Irgendwo zwischen einem Wettkampf, den man "einfach mitnehmen" will, wenn die 70.3 WM schon mal wieder nach Europa kommt und einem Kräftemessen, bei dem man doch wieder das absolut beste aus sich rausholen will. Das war die diesjährige Ironman WM über die halbe klassische Distanz. Es ist der zweite Anlauf nach 2019, zu der Zeit in Nizza, dieses Mal im finnischen Lahti, knapp 100 km nördlich von Helsinki. Mehr noch als letztes Mal, definiere ich meine Ziele mit Ambitionen.

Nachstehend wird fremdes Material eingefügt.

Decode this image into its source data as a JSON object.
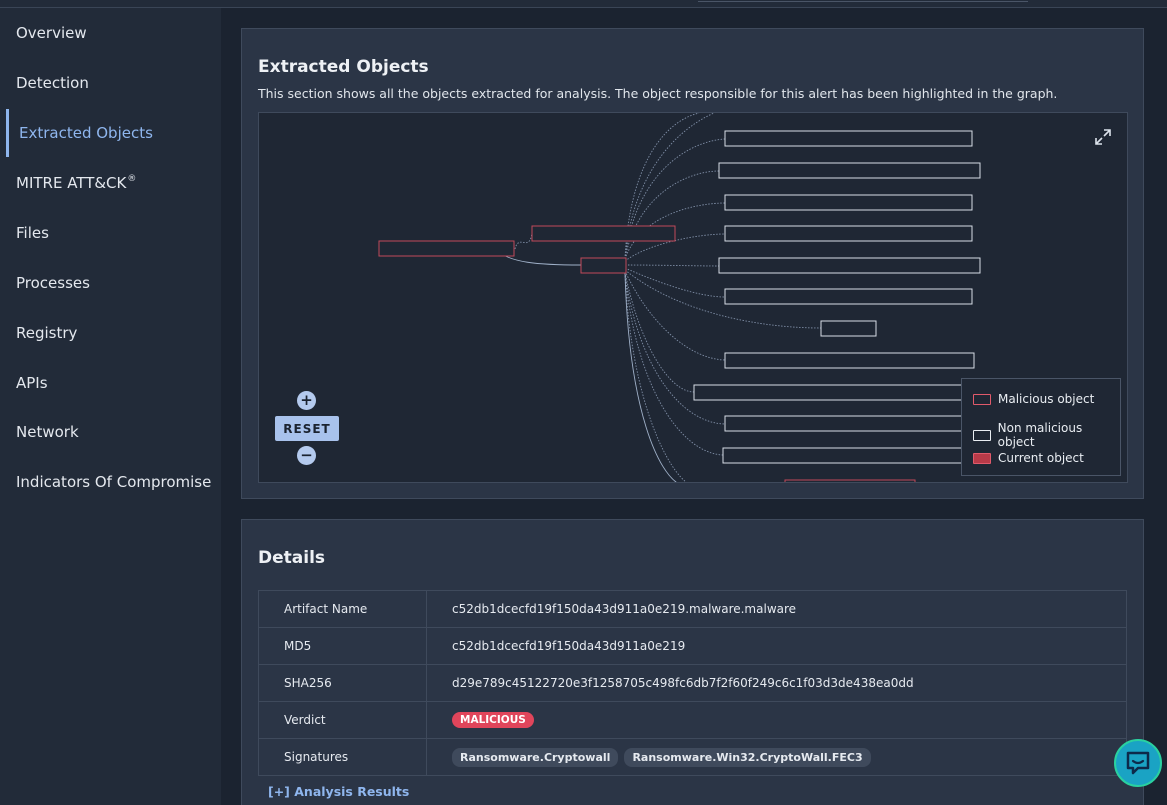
{
  "sidebar": {
    "items": [
      {
        "label": "Overview"
      },
      {
        "label": "Detection"
      },
      {
        "label": "Extracted Objects"
      },
      {
        "label": "MITRE ATT&CK",
        "sup": "®"
      },
      {
        "label": "Files"
      },
      {
        "label": "Processes"
      },
      {
        "label": "Registry"
      },
      {
        "label": "APIs"
      },
      {
        "label": "Network"
      },
      {
        "label": "Indicators Of Compromise"
      }
    ]
  },
  "extracted": {
    "title": "Extracted Objects",
    "description": "This section shows all the objects extracted for analysis. The object responsible for this alert has been highlighted in the graph.",
    "reset_label": "RESET",
    "zoom_in": "+",
    "zoom_out": "−",
    "legend": {
      "malicious": "Malicious object",
      "non_malicious": "Non malicious object",
      "current": "Current object"
    },
    "colors": {
      "malicious": "#e05a6b",
      "non_malicious": "#e9edf2",
      "current": "#b83a48"
    }
  },
  "details": {
    "title": "Details",
    "rows": {
      "artifact_name": {
        "key": "Artifact Name",
        "value": "c52db1dcecfd19f150da43d911a0e219.malware.malware"
      },
      "md5": {
        "key": "MD5",
        "value": "c52db1dcecfd19f150da43d911a0e219"
      },
      "sha256": {
        "key": "SHA256",
        "value": "d29e789c45122720e3f1258705c498fc6db7f2f60f249c6c1f03d3de438ea0dd"
      },
      "verdict": {
        "key": "Verdict",
        "value": "MALICIOUS"
      },
      "signatures": {
        "key": "Signatures",
        "values": [
          "Ransomware.Cryptowall",
          "Ransomware.Win32.CryptoWall.FEC3"
        ]
      }
    },
    "analysis_link": "[+] Analysis Results"
  },
  "icons": {
    "expand": "expand-icon",
    "chat": "chat-icon"
  }
}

Ein Platz unter den ersten 20 innerhalb der Altersklasse wäre großartig, eine Top 10 ein absoluter Traum. Im Grunde ist es exakt wie mit meinen Hawaii-Ambitionen (2018 mit Platz 82, 2022 mit Platz 13), bloß um ein Jahr versetzt. Unsere Unterkunft befindet sich im beschaulichen Hyrylä, unweit vom Flughafen in Helsinki. Nachdem am Samstag die Frauen die Weltmeisterschaften unter sich ausgefochten haben, folgen am Sonntag, den 27. August die Männer.

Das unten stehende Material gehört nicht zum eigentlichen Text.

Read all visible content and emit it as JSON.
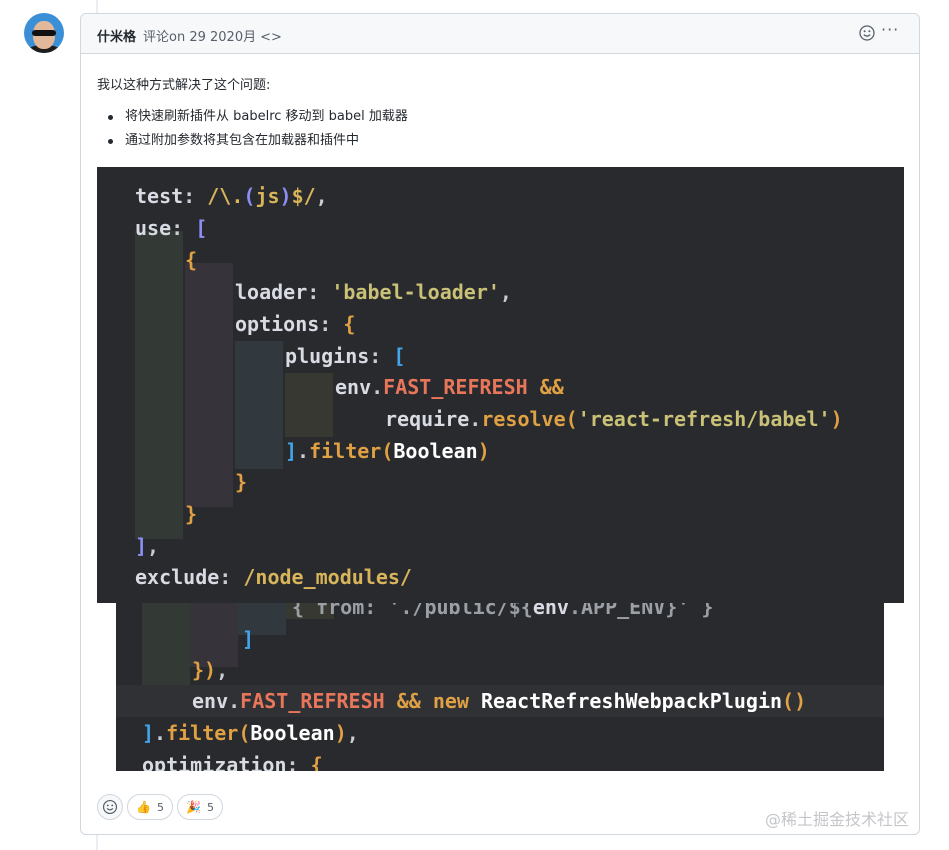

Zunächst das Profifeld um 7:30 Uhr und dann nach und nach in Wellen und im Rolling-Start die einzelnen Altersklassen. Meine Altersklasse beginnt um 8:06 Uhr, für mich startet die Uhr um etwa 8:10 Uhr. Das Schwimmen könnte einfacher nicht sein. Auf den 1,93 km müssen nur drei 90°-Kurven geschwommen werden. Von Wellen, Gedränge und unangenehmen Temperaturen keine Spur. Zudem wurden alle 500 Meter Bojen platziert, so dass man immer genau wusste, wieviel man schon geschafft oder noch vor sich hat. Ausreden gibt es eigentlich keine. Dennoch verlasse ich das Wasser erst nach etwas über 30 Minuten. Meine mäßigen Schwimmleistungen ziehen sich konsequent durch die Saison. Von den Rund 500 Startern meiner Altersklasse verlasse ich den schönen See in Lahti als 92. Der Wechsel verläuft geschmeidig, ich finde die einstudierten Wege und mache in der T1 bereits 23 Plätze gut.

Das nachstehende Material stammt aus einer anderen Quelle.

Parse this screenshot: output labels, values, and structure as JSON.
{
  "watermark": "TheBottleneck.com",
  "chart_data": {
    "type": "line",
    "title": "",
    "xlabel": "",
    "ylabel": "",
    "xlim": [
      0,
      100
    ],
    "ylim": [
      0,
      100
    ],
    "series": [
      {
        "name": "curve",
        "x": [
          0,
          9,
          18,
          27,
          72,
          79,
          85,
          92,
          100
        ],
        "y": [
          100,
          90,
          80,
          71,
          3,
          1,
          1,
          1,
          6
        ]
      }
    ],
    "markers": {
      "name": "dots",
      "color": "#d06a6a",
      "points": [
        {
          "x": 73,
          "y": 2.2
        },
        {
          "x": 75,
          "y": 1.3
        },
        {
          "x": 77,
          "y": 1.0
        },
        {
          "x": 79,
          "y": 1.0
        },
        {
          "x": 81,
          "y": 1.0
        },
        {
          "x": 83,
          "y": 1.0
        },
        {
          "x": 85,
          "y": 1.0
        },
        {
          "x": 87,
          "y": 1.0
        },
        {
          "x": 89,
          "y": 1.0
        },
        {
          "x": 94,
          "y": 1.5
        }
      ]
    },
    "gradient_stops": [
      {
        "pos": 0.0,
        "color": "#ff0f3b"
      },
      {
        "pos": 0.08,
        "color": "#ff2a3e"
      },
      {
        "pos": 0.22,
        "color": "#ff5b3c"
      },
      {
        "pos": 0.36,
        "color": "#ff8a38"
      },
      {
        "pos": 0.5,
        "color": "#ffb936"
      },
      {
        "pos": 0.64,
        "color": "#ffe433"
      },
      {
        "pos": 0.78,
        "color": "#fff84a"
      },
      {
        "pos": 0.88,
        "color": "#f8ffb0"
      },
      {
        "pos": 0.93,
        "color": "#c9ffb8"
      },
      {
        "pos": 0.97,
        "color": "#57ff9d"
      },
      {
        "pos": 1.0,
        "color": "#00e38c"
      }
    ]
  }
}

Der 90 Kilometer lange Radkurs ist mit ordentlich Höhenmetern gespickt. Es waren jedoch keine richtigen Berge zu erklimmen, noch schwierige Kurven zu meistern. Da es am Wettkampftag dazu noch nahezu windstill ist, zeigt sich der Radkurs als schnelles Pflaster. In der Spitze werden hier sogar Zeiten von unter 2 Stunden auf den Asphalt gezaubert. Dummerweise fängt es, sobald wir Lahti verlassen, ordentlich zu schütten an, fortan geht der Regen auch mal in Nieseln über, nass bleibt es aber auf jeden Fall. Die ersten 10-15 km fahre ich recht strikt nach Leistung (240 W) und finde mich irgendwann in einem Grüppchen wieder. Hier und da geht eine Lücke auf, die es zu zufahren gilt, hier und da wechselt die Reihenfolge und Besetzung unserer Gruppe, hier und da werden Athleten der vor uns gestarteten Altersklassen überholt. Alles in allem war es für mich ein sehr konservatives aber erfolgreiches Fahren. Nach 2:17 h auf dem Rad, beziehungsweise einem Schnitt von über 39 km/h, kann ich mit genügend Kraftreserven auf die Laufstrecke gehen. Dennoch bin ich im Nachhinein verblüfft, dass diese Radzeit lediglich die 119. in meiner Altersklasse ist - verrückt. Somit steige ich als 84. vom Rad und starte das Laufen nach einem weiteren soliden Wechsel als 76.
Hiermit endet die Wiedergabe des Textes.